A Walk Toward Philadelphia Service


My walk home from Center City Philadelphia is a time where I find myself thinking about where we are as a region and where would we like to be: how do we stop the crime, how do we improve our neighborhoods, how do we improve retention rates in schools, how do we become better citizens? Raised in an Army family where giving back to the community was required, rather than optional, I find that my own experiences paint the picture for what we need to do.
 
At an early age, I helped my father, Col. (Ret) Robert Lee Gordon III, with Rotary Club orange sales and Thanksgiving turkey drives. During college, I spent national service days sprucing up city high schools. Eventually, I founded a couple of organizations that went beyond a single day but rather focused on ongoing mentorship of students. Now a few years out of college, I’m frustrated by the lack of progress that I see.
 
Passing by a school that looks like it needs all the help that a TV “Home Makeover” can muster, I’m reminded of what former President Clinton said recently: “private citizens have more power to do public good than at any time in the history of the world.” An example of such national and local civic engagement is City Year, an organization founded in 1988 by Harvard classmates Michael Brown and Alan Khazei that inspired Clinton to create the national service AmeriCorps program in 1993. City Year provides a space to allow young leaders to engage and mentor their peers for the ultimate experience in making a difference.
City Year corps members serve full-time for a year or more, receive a weekly stipend to facilitate their volunteer service, and, upon completion of 1,700 hours of service, receive an AmeriCorps Education Award of $4,725 to pay for college or graduate school, or to pay back qualified student loans.
 

Corps members are role models who tutor and mentor youths, provide in-class and after-school support, beautify neighborhoods, engage volunteers, and break down social barriers.

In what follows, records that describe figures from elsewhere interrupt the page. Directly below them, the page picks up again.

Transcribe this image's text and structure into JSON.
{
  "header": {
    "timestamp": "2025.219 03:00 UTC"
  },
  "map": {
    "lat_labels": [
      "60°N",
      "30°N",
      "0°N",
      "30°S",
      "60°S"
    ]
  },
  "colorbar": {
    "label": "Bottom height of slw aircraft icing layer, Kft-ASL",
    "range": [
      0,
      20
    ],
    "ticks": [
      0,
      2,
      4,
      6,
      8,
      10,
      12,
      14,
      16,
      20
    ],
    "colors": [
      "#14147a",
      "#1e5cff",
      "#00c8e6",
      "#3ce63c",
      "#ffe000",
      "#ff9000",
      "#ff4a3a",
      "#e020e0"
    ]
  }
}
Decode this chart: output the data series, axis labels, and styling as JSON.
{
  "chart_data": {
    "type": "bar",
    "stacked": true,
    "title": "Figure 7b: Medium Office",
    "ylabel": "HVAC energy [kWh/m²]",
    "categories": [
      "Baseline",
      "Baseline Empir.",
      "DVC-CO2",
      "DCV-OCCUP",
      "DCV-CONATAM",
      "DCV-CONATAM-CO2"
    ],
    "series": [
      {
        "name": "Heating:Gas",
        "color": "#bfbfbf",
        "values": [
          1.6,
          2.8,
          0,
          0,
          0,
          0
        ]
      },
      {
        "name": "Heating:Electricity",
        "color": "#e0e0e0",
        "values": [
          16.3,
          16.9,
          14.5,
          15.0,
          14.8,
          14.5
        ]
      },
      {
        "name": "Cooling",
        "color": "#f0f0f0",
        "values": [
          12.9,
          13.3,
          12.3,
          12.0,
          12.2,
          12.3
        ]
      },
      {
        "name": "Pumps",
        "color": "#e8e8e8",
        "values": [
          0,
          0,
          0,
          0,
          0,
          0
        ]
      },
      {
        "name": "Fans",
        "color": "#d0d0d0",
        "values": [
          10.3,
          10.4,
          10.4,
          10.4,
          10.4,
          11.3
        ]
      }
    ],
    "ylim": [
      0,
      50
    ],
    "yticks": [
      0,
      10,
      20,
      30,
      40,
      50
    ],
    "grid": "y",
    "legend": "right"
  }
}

Nationwide, City Year’s nearly 1,000 young leaders will complete more than 1.7 million hours of service this year through the following activities:

  • planning and leading community service projects
  • instituting programs that involve middle-school students in community service as ”Young Heroes”
  • mentoring, tutoring and educating school children in partnership with public schools
  • organizing after-school programs, and
  • teaching health and public safety lessons to children.
While there is great concern around our educational system, such civic service and mentorship programs as City Year and other organizations under the umbrella of AmeriCorps have figured out ways of creating peer-to-peer mentorship through which both the mentor and the student grow. One of City Year’s largest corporate sponsors has been Comcast. Other major corporate sponsors include Bank of America, Cisco Systems, CSX, Pepperidge Farm (which advertises City Year starfish in select goldfish packages), Pepsi, Timberland Clothing (provides City Year’s uniforms), and T-Mobile (provider of volunteers’ cell phones).
 

We’re fortunate that City Year of Greater Philadelphia is the one of the organization’s standouts, having completed more than two million hours of community service, generated more than $5 million in education awards, engaged more than 25,000 volunteers in service events across the city, and assisted over 100,000 children. Currently, City Year Philadelphia has volunteers in 23 schools and places more than 1,500 in the service field upon completion of their corps program where they can continue to form the landscape of civic change.

As I approach my apartment door, I end with this: as Greater Philadelphians, we must remember that we have a greater ability than ever before to effect positive change in our communities and around the world. As programs such as City Year prepare for another season of service, I, for one, am ready to volunteer my time in the upcoming year not just because I am my father’s son, but because I strive every day to make the city and the region a better place, one person at a time. If you don’t already, this is a call for you to do the same.